Rapidly rotating neutron stars (NSs) are promising targets for continuous gravitational-wave (CGW) searches with current and next-generation ground-based GW detectors. In this Letter, we present the first study of thermal deformations in super-Eddington magnetized NSs with column accretion, where magnetic fields induce anisotropic heat conduction that leads to crustal temperature asymmetries. We compute the resulting mass quadrupole moments and estimate the associated CGW strain amplitudes.
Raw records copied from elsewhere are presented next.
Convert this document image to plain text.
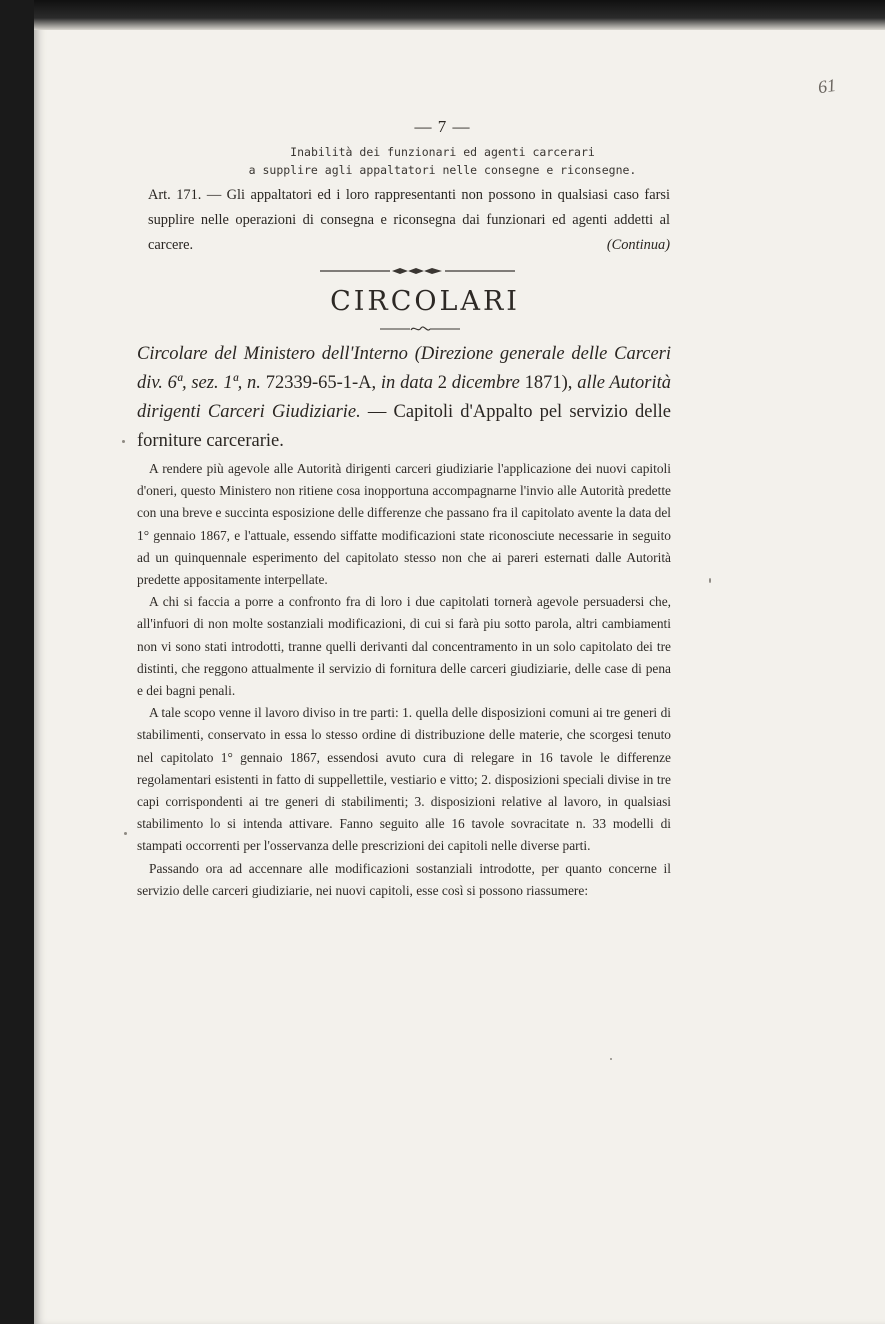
61
— 7 —
Inabilità dei funzionari ed agenti carcerari
a supplire agli appaltatori nelle consegne e riconsegne.

Art. 171. — Gli appaltatori ed i loro rappresentanti non possono in qualsiasi caso farsi supplire nelle operazioni di consegna e riconsegna dai funzionari ed agenti addetti al carcere.	(Continua)

CIRCOLARI
Circolare del Ministero dell'Interno (Direzione generale delle Carceri div. 6ª, sez. 1ª, n. 72339-65-1-A, in data 2 dicembre 1871), alle Autorità dirigenti Carceri Giudiziarie. — Capitoli d'Appalto pel servizio delle forniture carcerarie.

A rendere più agevole alle Autorità dirigenti carceri giudiziarie l'applicazione dei nuovi capitoli d'oneri, questo Ministero non ritiene cosa inopportuna accompagnarne l'invio alle Autorità predette con una breve e succinta esposizione delle differenze che passano fra il capitolato avente la data del 1° gennaio 1867, e l'attuale, essendo siffatte modificazioni state riconosciute necessarie in seguito ad un quinquennale esperimento del capitolato stesso non che ai pareri esternati dalle Autorità predette appositamente interpellate.

A chi si faccia a porre a confronto fra di loro i due capitolati tornerà agevole persuadersi che, all'infuori di non molte sostanziali modificazioni, di cui si farà piu sotto parola, altri cambiamenti non vi sono stati introdotti, tranne quelli derivanti dal concentramento in un solo capitolato dei tre distinti, che reggono attualmente il servizio di fornitura delle carceri giudiziarie, delle case di pena e dei bagni penali.

A tale scopo venne il lavoro diviso in tre parti: 1. quella delle disposizioni comuni ai tre generi di stabilimenti, conservato in essa lo stesso ordine di distribuzione delle materie, che scorgesi tenuto nel capitolato 1° gennaio 1867, essendosi avuto cura di relegare in 16 tavole le differenze regolamentari esistenti in fatto di suppellettile, vestiario e vitto; 2. disposizioni speciali divise in tre capi corrispondenti ai tre generi di stabilimenti; 3. disposizioni relative al lavoro, in qualsiasi stabilimento lo si intenda attivare. Fanno seguito alle 16 tavole sovracitate n. 33 modelli di stampati occorrenti per l'osservanza delle prescrizioni dei capitoli nelle diverse parti.

Passando ora ad accennare alle modificazioni sostanziali introdotte, per quanto concerne il servizio delle carceri giudiziarie, nei nuovi capitoli, esse così si possono riassumere:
Our results show that Galactic magnetized NSs undergoing super-Eddington column accretion can emit detectable CGWs in upcoming observatories. Assuming a 2-yr coherent integration, the Einstein Telescope and Cosmic Explorer could detect such CGW signals from rapidly spinning NSs with spin periods $P \lesssim 20\,\rm ms$, while the LIGO O5 run may detect systems with $P \lesssim 6 \,{\rm ms}$. These findings suggest that super-Eddington magnetized NSs could represent a new class of CGW sources, providing a unique opportunity to probe the NS crust and bridge accretion physics with GW astronomy.

Figures (3)

• Figure 1: Profiles of physical quantities within the accretion column above super-Eddington magnetized NSs as functions of height. Different colors indicate different mass accretion rates. Note that we adopt a typical NS model with $M = 1.4 \, M_{\odot}$ and $R = 10^{6}\, \rm cm$. The left panels present the radiation energy density and mass density, while the right panels show the corresponding pressure and temperature profiles. The characteristic temperature, $T_{\rm C}$, is calculated via $T_{\rm C} = (\rho \varepsilon/a)^{1/4}$, where $a$ is the radiation constant. Assuming a surface magnetic field strength of $B = 10^{12}\, \rm G$, we define the normalization parameters as $\varepsilon_{0} = GM/R$, $\rho_{0}=3 B^2 R/ (8 \pi G M)$, and $p_0 =B^2/ (8\pi)$.
• Figure 2: Temperature perturbations in the crust of ULXPs for different magnetic field strengths, assuming a fixed accretion rate of $\dot{M} = 5 \times 10^{18}\, \rm g\, s^{-1}$.
• Figure 3: GW strain amplitude as a function of the frequency. Open blue squares represent predicted Galactic NS ULXs with spin periods of ${P = 20 \,{\rm ms}}$, ${P = 12.5 \,{\rm ms}}$, ${P =6\,{\rm ms}}$, ${P =5\,{\rm ms}}$, and ${P =3\,{\rm ms}}$. The filled red star marks a predicted Galactic NS ULX system with PSR J1928$+$1815-like spin period of ${P = 10.55 \,{\rm ms}}$. All these predicted NS ULXs are assumed to be located at a distance of $d = 8\, {\rm kpc}$. Sensitivity curves for LIGO O5, ET, and CE assume a coherent integration time of two years Watts:2008qw.